A: You should approach it this way (so that you avoid memorizing multiple formulas):
$$\sum_{n=2}^{\infty}e^{3-2n} = e^3\sum_{n=2}^{\infty}(e^{-2})^n = e^3\left(\sum_{n=0}^{\infty}(e^{-2})^n - (e^{-2})^0 - (e^{-2})^1\right).$$
Can you take it from here?
A: Recall that if $|x|<1$, then:

$$
\sum_{n=0}^\infty x^n = \dfrac{1}{1-x}
$$

With that in mind, observe that since $|e^{-2}|<1$, we have:
$$
\sum_{n=0}^\infty e^{-2n-1} = e^{-1} \sum_{n=0}^\infty (e^{-2})^{n} = \dfrac{e^{-1}}{1-e^{-2}}= \dfrac{e}{e^2-1}
$$
A: There is an $e^3$ factor that we can bring to the front. For the rest, we want 
$$\sum_{2}^\infty e^{-2n}.\tag{1}$$
It is nice to write  out (1) at greater length. It is 
$$\frac{1}{e^4}+\frac{1}{e^6}+\frac{1}{e^8}+\frac{1}{e^{10}}+\cdots.\tag(2)$$
Now if you know that when $|r|\lt 1$ then $a+ar+ar^2+ar^3+\cdots=\frac{a}{1-r}$, we are finished, for we have $a=\frac{1}{e^4}$ and $r=\frac{1}{e^2}$.

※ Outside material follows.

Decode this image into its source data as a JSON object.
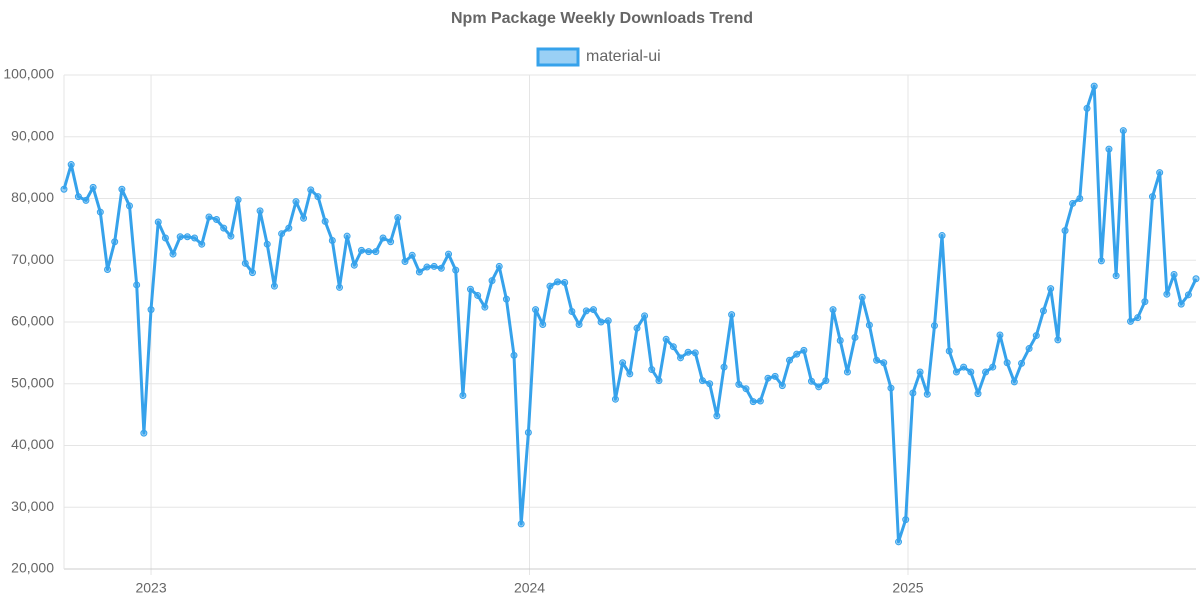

But if we don't want to remember that formula, take out a common factor of $\frac{1}{e^4}$. We get that (2) is equal to 
$$\frac{1}{e^4}\left(1+\frac{1}{e^2}+\frac{1}{e^4}+\frac{1}{e^6}+\cdots\right).$$
Now by the remembered formula, this is
$$\frac{1}{e^4}\cdot \frac{1}{1-\frac{1}{e^2}}.$$
Finally, remember about the $e^3$ we had temporarily forgotten about, and simplify.